- The Fed boosted the interest on excess reserves rate 5 basis points to 1.6%.
- The IOER is used as a guardrail for the benchmark funds rate.
- The machinations come as the Fed looks to figure out what is the proper level of reserves banks need to operate comfortably.
WASHINGTON — While the Federal Reserve kept its benchmark rate steady, it did make an adjustment Wednesday to the interest it pays on funds stored at the central bank.
The Fed boosted the interest on excess reserves rate 5 basis points to 1.6% even as it kept the benchmark funds rate in a target range of 1.5% to 1.75%.
Fed officials characterize the moves on the IOER as technical adjustments, though markets are watching the situation because it also is a reflection of where the funds rate trades while the central bank figures out the level where it needs to keep its balance sheet. The IOER is used as a guardrail for the funds rate.
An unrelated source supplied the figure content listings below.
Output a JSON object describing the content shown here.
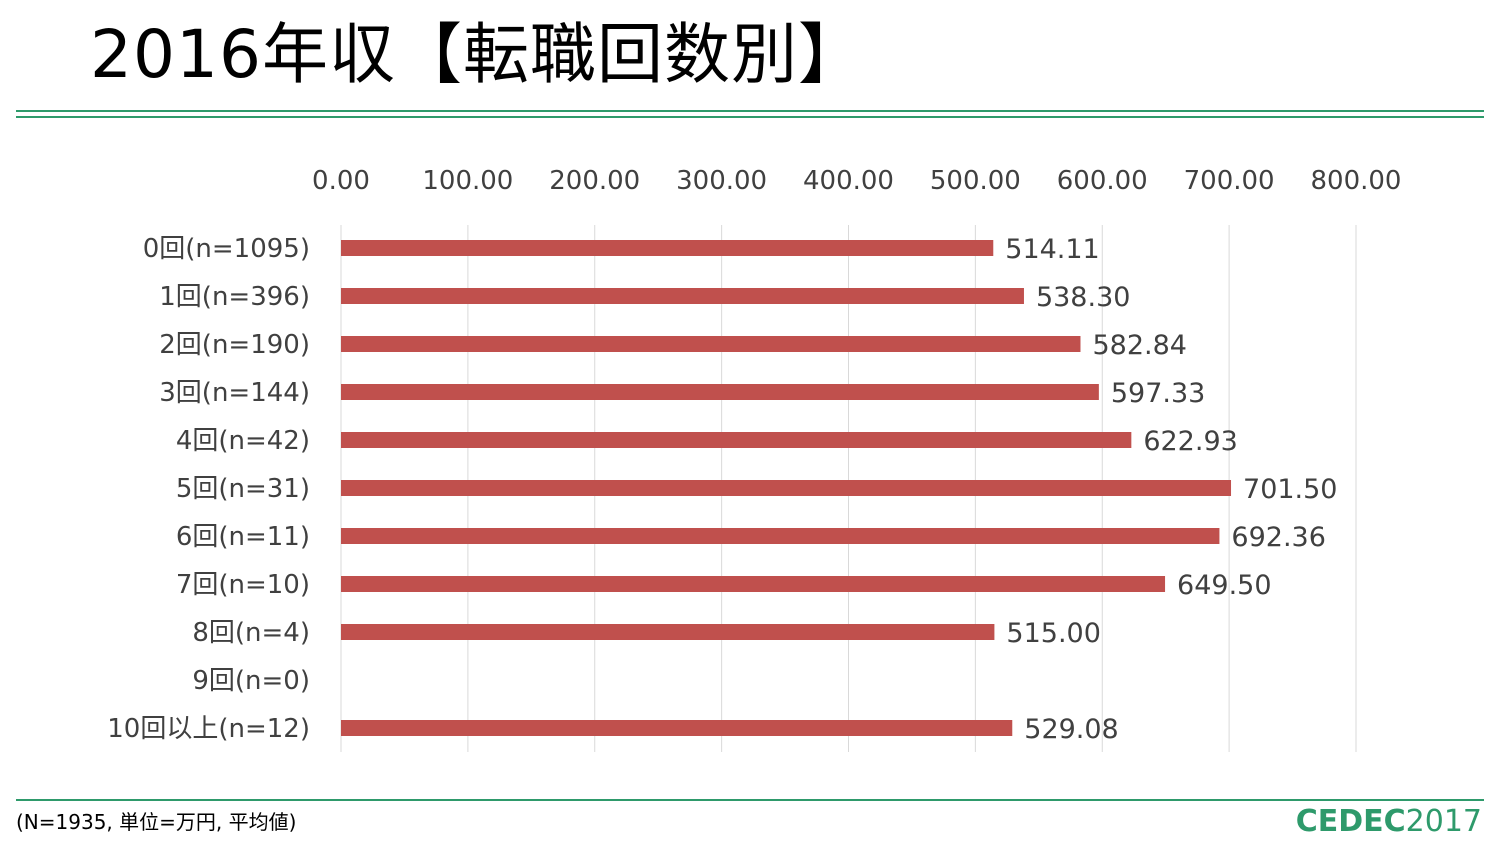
{
  "page": {
    "title": "2016年収【転職回数別】",
    "footnote": "(N=1935, 単位=万円, 平均値)",
    "logo": {
      "brand": "CEDEC",
      "year": "2017"
    }
  },
  "colors": {
    "bar": "#c0504d",
    "accent": "#2e9a6b",
    "grid": "#d9d9d9",
    "text": "#404040"
  },
  "chart_data": {
    "type": "bar",
    "orientation": "horizontal",
    "categories": [
      "0回(n=1095)",
      "1回(n=396)",
      "2回(n=190)",
      "3回(n=144)",
      "4回(n=42)",
      "5回(n=31)",
      "6回(n=11)",
      "7回(n=10)",
      "8回(n=4)",
      "9回(n=0)",
      "10回以上(n=12)"
    ],
    "values": [
      514.11,
      538.3,
      582.84,
      597.33,
      622.93,
      701.5,
      692.36,
      649.5,
      515.0,
      null,
      529.08
    ],
    "data_labels": [
      "514.11",
      "538.30",
      "582.84",
      "597.33",
      "622.93",
      "701.50",
      "692.36",
      "649.50",
      "515.00",
      "",
      "529.08"
    ],
    "xlim": [
      0,
      800
    ],
    "ticks": [
      0,
      100,
      200,
      300,
      400,
      500,
      600,
      700,
      800
    ],
    "tick_labels": [
      "0.00",
      "100.00",
      "200.00",
      "300.00",
      "400.00",
      "500.00",
      "600.00",
      "700.00",
      "800.00"
    ],
    "axis_position": "top",
    "grid": true,
    "legend": "none"
  }
}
The Fed had cut the IOER last year as the funds rate moved to the top of its range. In recent months, though, the funds rate had been near the bottom of its range, around 1.55%, whereas the Fed prefers to keep it near the midpoint. Officials hope that by moving the IOER higher it also will boost the funds rate.
The machinations come as the Fed looks to figure out what is the proper level of reserves banks need to operate comfortably. The issue popped up in September when the overnight repo market, where banks go to fund their short-term operations, malfunctioned and saw a brief spike in rates.
Since then, the Fed has been conducting its own repo along with longer-term operations that have pushed its balance sheet back over the $4 trillion mark. Fed officials have said they intend to continue the operations through April, and to keep buying Treasury bills through the second quarter.